Under I.C. § 6-414 an improver can recover if he can meet both prongs of a two-part test. See Fouser v. Paige, 101 Idaho 294, 297, 612 P.2d 137, 140 (1980) (citing Smith v. Long, 76 Idaho 265, 281 P.2d 483 (1955)). First, the improvements must have been made under color of title, and second, they must have been made in good faith. See id. Miller does not dispute that Bach occupied the land under color of title; she only argues that he did not make the improvements in good faith. Therefore, we will address only whether an occupant who has committed fraud can have made improvements in good faith for the purposes of I.C. § 6-414.

Idaho has never defined good faith for purposes of our betterment statutes. Fouser, 101 Idaho at 297, 612 P.2d at 140. In Fouser, however, this Court noted that other jurisdictions use definitions that “emphasize the improver’s good faith belief in his own title and the absence of any notice that another may be challenging his claim.” Id. The Court then looked only to the facts of that case as they applied to the notice portion of this definition, id, leaving open the question of what constitutes a good faith belief in title. The Court also left open the question of whether constructive notice negated the good faith requirement of I.C. § 6-414. Id.
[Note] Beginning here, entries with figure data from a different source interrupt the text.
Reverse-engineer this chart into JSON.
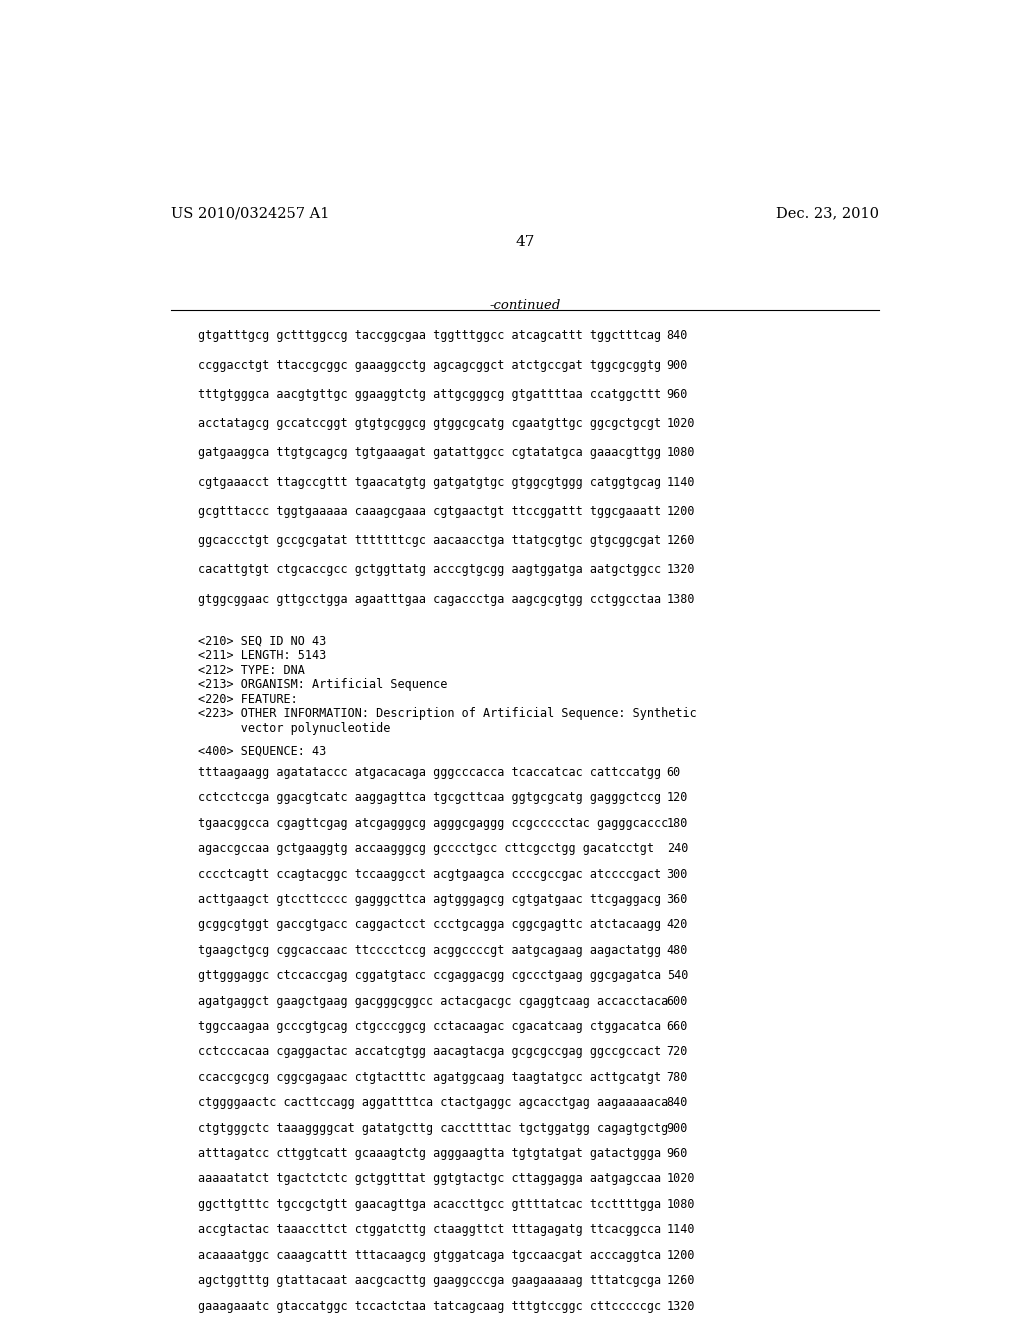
{
  "header_left": "US 2010/0324257 A1",
  "header_right": "Dec. 23, 2010",
  "page_number": "47",
  "continued_label": "-continued",
  "background_color": "#ffffff",
  "text_color": "#000000",
  "font_size_header": 10.5,
  "font_size_body": 8.5,
  "font_size_page": 11,
  "sequence_lines_top": [
    [
      "gtgatttgcg gctttggccg taccggcgaa tggtttggcc atcagcattt tggctttcag",
      "840"
    ],
    [
      "ccggacctgt ttaccgcggc gaaaggcctg agcagcggct atctgccgat tggcgcggtg",
      "900"
    ],
    [
      "tttgtgggca aacgtgttgc ggaaggtctg attgcgggcg gtgattttaa ccatggcttt",
      "960"
    ],
    [
      "acctatagcg gccatccggt gtgtgcggcg gtggcgcatg cgaatgttgc ggcgctgcgt",
      "1020"
    ],
    [
      "gatgaaggca ttgtgcagcg tgtgaaagat gatattggcc cgtatatgca gaaacgttgg",
      "1080"
    ],
    [
      "cgtgaaacct ttagccgttt tgaacatgtg gatgatgtgc gtggcgtggg catggtgcag",
      "1140"
    ],
    [
      "gcgtttaccc tggtgaaaaa caaagcgaaa cgtgaactgt ttccggattt tggcgaaatt",
      "1200"
    ],
    [
      "ggcaccctgt gccgcgatat tttttttcgc aacaacctga ttatgcgtgc gtgcggcgat",
      "1260"
    ],
    [
      "cacattgtgt ctgcaccgcc gctggttatg acccgtgcgg aagtggatga aatgctggcc",
      "1320"
    ],
    [
      "gtggcggaac gttgcctgga agaatttgaa cagaccctga aagcgcgtgg cctggcctaa",
      "1380"
    ]
  ],
  "seq_id_block": [
    "<210> SEQ ID NO 43",
    "<211> LENGTH: 5143",
    "<212> TYPE: DNA",
    "<213> ORGANISM: Artificial Sequence",
    "<220> FEATURE:",
    "<223> OTHER INFORMATION: Description of Artificial Sequence: Synthetic",
    "      vector polynucleotide"
  ],
  "seq_400_label": "<400> SEQUENCE: 43",
  "sequence_lines_bottom": [
    [
      "tttaagaagg agatataccc atgacacaga gggcccacca tcaccatcac cattccatgg",
      "60"
    ],
    [
      "cctcctccga ggacgtcatc aaggagttca tgcgcttcaa ggtgcgcatg gagggctccg",
      "120"
    ],
    [
      "tgaacggcca cgagttcgag atcgagggcg agggcgaggg ccgccccctac gagggcaccc",
      "180"
    ],
    [
      "agaccgccaa gctgaaggtg accaagggcg gcccctgcc cttcgcctgg gacatcctgt",
      "240"
    ],
    [
      "cccctcagtt ccagtacggc tccaaggcct acgtgaagca ccccgccgac atccccgact",
      "300"
    ],
    [
      "acttgaagct gtccttcccc gagggcttca agtgggagcg cgtgatgaac ttcgaggacg",
      "360"
    ],
    [
      "gcggcgtggt gaccgtgacc caggactcct ccctgcagga cggcgagttc atctacaagg",
      "420"
    ],
    [
      "tgaagctgcg cggcaccaac ttcccctccg acggccccgt aatgcagaag aagactatgg",
      "480"
    ],
    [
      "gttgggaggc ctccaccgag cggatgtacc ccgaggacgg cgccctgaag ggcgagatca",
      "540"
    ],
    [
      "agatgaggct gaagctgaag gacgggcggcc actacgacgc cgaggtcaag accacctaca",
      "600"
    ],
    [
      "tggccaagaa gcccgtgcag ctgcccggcg cctacaagac cgacatcaag ctggacatca",
      "660"
    ],
    [
      "cctcccacaa cgaggactac accatcgtgg aacagtacga gcgcgccgag ggccgccact",
      "720"
    ],
    [
      "ccaccgcgcg cggcgagaac ctgtactttc agatggcaag taagtatgcc acttgcatgt",
      "780"
    ],
    [
      "ctggggaactc cacttccagg aggattttca ctactgaggc agcacctgag aagaaaaaca",
      "840"
    ],
    [
      "ctgtgggctc taaaggggcat gatatgcttg caccttttac tgctggatgg cagagtgctg",
      "900"
    ],
    [
      "atttagatcc cttggtcatt gcaaagtctg agggaagtta tgtgtatgat gatactggga",
      "960"
    ],
    [
      "aaaaatatct tgactctctc gctggtttat ggtgtactgc cttaggagga aatgagccaa",
      "1020"
    ],
    [
      "ggcttgtttc tgccgctgtt gaacagttga acaccttgcc gttttatcac tccttttgga",
      "1080"
    ],
    [
      "accgtactac taaaccttct ctggatcttg ctaaggttct tttagagatg ttcacggcca",
      "1140"
    ],
    [
      "acaaaatggc caaagcattt tttacaagcg gtggatcaga tgccaacgat acccaggtca",
      "1200"
    ],
    [
      "agctggtttg gtattacaat aacgcacttg gaaggcccga gaagaaaaag tttatcgcga",
      "1260"
    ],
    [
      "gaaagaaatc gtaccatggc tccactctaa tatcagcaag tttgtccggc cttcccccgc",
      "1320"
    ]
  ]
}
Looking first at the good faith element, other jurisdictions have held that a misdeed in acquiring color of title automatically negates the good faith of the improver. For instance, in Ute-Cal Land Development Corporation v. Sather, the Supreme Court of Utah held: “The good faith of an occupying claimant must be premised upon a reasonable and honest belief of ownership and must be wholly free of a design to defraud the true owner.” 645 P.2d 665, 667 (Utah 1982). That court noted that the defendants’ “deliberate attempt to unlawfully deprive plaintiff of its ranch demonstrates that good faith was wholly lacking.” Id. Additionally, no improvements that defendants made could be premised on an honest belief that they owned the ranch; instead, the defendants’ contentions “could only have been grounded on the false premise that they were entitled to the fruits of their misdeeds in the absence of a challenge thereto.” Id.

Likewise, in New York “[w]here a wrongdoer, deliberately, possesses himself of the property of another, repudiating his obligations, and this is the finding of fact, if he sees fit to expend large sums of money in permanent improvements on another man’s land, he forfeits the money so expended.” Warner v. Warner, 199 A.D. 159, 166, 191 N.Y.S. 612 (N.Y.App.Div.1921). Indeed, “[a] wrongdoer, with knowledge of his wrongdoing and of the rights of the true owner has no claim to permanent improvements placed upon the property unlawfully in his possession.” Id. Moreover, such a result has been the case since before the introduction of the betterment statutes in Idaho. Cf. Smith v. Long, 76 Idaho 265, 277, 281 P.2d 488, 491-92 (1955) (noting that occupiers who make improvements in good faith would be entitled to compensation).

Here, the jury found that Bach had defrauded Miller. Such a “deliberate attempt to unlawfully deprive” Miller of the property cannot constitute good faith. See Ute-Cal Land Dev. Corp., 645 P.2d 665, 667 (Utah 1982). We hold that Bach did not have a good faith belief in his title and cannot be awarded restitution pursuant to Idaho’s betterment statutes. As such, it is not necessary to reach the second part of the analysis, and we leave open the question of whether actual or constructive notice of the true owner’s claim is required under our betterment statutes.

III. CONCLUSION

First, the district court had jurisdiction over Miller’s claims. Second, we refrain from reaching any of the remaining issues raised in Bach’s brief or at oral argument, as they are not properly before us. Finally, we determine that the wrongdoing on Bach’s part in relation to the acquisition of the property negates his claim for restitution under the good faith element of I.C. § 6-414. The judgment awarding Bach restitution is reversed and the case remanded for the entry of a judgment in accordance with this opinion. Costs to Appellant.

Chief Justice SCHROEDER and Justices TROUT, EISMANN and JONES concur. 
      
      . We do not decide here whether those issues have been properly raised in the various other appeals, nor do we comment on the identity of the parties before the Court in those appeals.